Again, this is a quiet movie, so there's not a lot going on outside of the characters talking to one another. The end result, then, is that mix doesn't have a lot to do, but what it does it handles well. Dialogue comes first (and last, really), so judging the quality of the sound mostly comes down to that one aspect, and 'The Skeleton Twins' at least delivers on that front.
Feature Commentary with Director and Co-Writer Craig Johnson, Kristen Wiig and Bill Hader
Feature Commentary with Director and Co-Writer Craig Johnson, Co-Writer Mark Heyman and Producer/Editor Jennifer Lee
To Whom it May Concern: Making 'The Skeleton Twins' (HD, 15 min.) – A fairly typical featurette that explores the making of 'The Skeleton Twins' by interviewing the filmmakers, as well as the actors. There's an unexpected level of insight into how Johnson and Heyman came up with the script, which will be interesting for those who were taken with the film.
Sweet Moves (HD, 2 min.) – A short series of clips set around the 'Nothing's Gonna Stop Us' sequence.
Gag Reel (HD, 4 min.)
Outtakes – It's hard to tell what's 'Gag Reel' material and what's fit for the 'Outtakes' section, so the supplements just provided both, even though they're basically the same material.
Luke Wilson Fat Kid Improv (HD, 1 min.)
Sea Turtles Bill Hader Break (HD, 1 min.)
Maggie and Billy Sex Scene Gag Take (HD, 1 min.)
Kristen Wiig and Bill Hader Improv Takes for Dentist Scene (HD, 3 min.) – This is a lengthy sequence where the two do their best to not laugh at the other. It's a funny bit that ultimately doesn't work, but it's worth seeing here.
Deleted Scenes with Optional Commentary (HD, 16 min.)

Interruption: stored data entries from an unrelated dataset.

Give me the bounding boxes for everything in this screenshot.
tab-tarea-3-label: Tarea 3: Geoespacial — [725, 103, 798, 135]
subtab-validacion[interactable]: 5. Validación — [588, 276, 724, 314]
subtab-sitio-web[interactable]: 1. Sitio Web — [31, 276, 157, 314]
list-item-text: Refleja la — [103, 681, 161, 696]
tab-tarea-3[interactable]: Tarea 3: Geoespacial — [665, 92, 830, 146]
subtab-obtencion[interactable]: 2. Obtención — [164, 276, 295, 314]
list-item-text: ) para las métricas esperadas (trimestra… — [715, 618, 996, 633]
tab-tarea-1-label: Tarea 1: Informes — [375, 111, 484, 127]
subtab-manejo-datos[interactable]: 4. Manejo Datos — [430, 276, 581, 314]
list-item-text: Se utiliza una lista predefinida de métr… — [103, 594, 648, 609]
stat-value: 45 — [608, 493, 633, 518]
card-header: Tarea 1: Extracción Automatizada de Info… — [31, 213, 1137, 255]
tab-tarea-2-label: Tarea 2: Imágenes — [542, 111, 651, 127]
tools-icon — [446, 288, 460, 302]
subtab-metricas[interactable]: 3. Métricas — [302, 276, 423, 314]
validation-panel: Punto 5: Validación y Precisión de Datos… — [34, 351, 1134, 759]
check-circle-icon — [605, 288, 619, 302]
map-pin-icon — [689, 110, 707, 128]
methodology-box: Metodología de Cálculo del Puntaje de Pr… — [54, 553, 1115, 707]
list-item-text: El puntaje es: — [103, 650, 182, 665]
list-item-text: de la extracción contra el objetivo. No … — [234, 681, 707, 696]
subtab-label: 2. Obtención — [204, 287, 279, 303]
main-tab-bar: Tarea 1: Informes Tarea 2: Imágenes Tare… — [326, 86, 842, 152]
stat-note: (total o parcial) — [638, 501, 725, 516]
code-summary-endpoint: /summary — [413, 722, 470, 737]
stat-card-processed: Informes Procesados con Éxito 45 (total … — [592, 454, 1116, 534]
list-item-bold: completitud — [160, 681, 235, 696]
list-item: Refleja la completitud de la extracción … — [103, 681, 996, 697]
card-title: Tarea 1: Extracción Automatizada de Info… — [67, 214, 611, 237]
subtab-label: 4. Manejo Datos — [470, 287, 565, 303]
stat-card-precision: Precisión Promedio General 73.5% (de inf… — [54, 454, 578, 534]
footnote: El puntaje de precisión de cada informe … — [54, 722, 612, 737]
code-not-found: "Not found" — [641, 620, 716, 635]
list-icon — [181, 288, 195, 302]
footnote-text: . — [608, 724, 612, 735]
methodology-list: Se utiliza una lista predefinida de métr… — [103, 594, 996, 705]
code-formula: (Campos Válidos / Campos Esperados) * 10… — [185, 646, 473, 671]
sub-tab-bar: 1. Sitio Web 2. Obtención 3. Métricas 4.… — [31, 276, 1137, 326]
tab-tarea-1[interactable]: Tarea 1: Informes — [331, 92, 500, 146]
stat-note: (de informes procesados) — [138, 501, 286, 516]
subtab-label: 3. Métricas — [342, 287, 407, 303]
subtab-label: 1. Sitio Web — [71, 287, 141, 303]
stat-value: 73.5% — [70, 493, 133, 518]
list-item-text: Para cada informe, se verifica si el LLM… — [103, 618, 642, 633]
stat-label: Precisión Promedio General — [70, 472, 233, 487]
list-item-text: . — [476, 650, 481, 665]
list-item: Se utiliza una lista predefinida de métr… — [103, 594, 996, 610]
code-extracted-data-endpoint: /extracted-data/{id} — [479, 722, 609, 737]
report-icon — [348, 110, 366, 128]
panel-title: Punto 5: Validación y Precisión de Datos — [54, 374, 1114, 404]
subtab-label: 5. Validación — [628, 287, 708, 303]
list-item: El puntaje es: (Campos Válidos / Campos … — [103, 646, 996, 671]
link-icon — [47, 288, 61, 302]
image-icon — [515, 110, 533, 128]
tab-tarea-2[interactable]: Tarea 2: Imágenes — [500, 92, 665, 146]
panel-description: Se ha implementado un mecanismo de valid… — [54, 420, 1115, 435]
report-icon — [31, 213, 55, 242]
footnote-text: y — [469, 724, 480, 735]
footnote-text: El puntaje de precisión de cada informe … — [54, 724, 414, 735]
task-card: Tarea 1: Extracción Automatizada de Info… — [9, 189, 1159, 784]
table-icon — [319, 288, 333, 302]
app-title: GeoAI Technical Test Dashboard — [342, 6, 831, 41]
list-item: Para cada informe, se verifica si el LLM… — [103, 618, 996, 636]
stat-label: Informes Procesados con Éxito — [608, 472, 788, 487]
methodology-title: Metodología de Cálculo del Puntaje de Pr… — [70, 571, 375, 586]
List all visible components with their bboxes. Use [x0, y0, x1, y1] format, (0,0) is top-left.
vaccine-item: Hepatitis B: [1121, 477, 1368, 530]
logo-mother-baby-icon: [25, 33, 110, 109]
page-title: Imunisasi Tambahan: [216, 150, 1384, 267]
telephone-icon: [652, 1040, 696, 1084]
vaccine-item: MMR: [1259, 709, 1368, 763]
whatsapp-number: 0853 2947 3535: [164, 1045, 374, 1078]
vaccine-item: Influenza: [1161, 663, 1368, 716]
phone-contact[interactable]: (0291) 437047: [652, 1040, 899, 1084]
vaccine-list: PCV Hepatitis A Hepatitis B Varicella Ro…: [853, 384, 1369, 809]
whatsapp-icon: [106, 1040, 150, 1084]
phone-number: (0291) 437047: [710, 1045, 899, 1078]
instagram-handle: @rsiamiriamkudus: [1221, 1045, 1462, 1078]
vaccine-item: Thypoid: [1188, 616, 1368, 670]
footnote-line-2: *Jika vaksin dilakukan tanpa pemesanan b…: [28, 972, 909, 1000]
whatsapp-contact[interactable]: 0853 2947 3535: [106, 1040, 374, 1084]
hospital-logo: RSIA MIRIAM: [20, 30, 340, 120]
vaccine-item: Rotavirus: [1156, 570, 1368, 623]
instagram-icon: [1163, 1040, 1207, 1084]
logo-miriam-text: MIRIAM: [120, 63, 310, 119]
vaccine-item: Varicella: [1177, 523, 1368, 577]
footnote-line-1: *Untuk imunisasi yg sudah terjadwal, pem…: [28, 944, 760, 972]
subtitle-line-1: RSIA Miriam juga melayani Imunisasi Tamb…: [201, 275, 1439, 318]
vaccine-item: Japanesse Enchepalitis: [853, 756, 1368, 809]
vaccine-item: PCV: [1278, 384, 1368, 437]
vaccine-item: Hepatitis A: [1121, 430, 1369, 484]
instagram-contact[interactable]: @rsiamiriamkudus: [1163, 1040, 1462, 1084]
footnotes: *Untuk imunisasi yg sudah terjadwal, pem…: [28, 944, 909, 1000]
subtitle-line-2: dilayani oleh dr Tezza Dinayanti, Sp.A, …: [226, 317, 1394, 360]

Too much of ‘The Skeleton Twins’ is centered on the development of unnecessary and utterly convenient conflict. That’s a shame considering the film has two engaging leads who offer a far more compelling thread for the film to explore, and it’s in those moments that this effort actually delivers a glimpse at something worthwhile. Unfortunately, the filmmakers are far more interested in playing up the more artificial aspects of the narrative, than investigating the more organic elements that are right at their fingertips. Still, the disc offers a nice image and good sound, along with a surprising array of special features. This one might be worth a rental.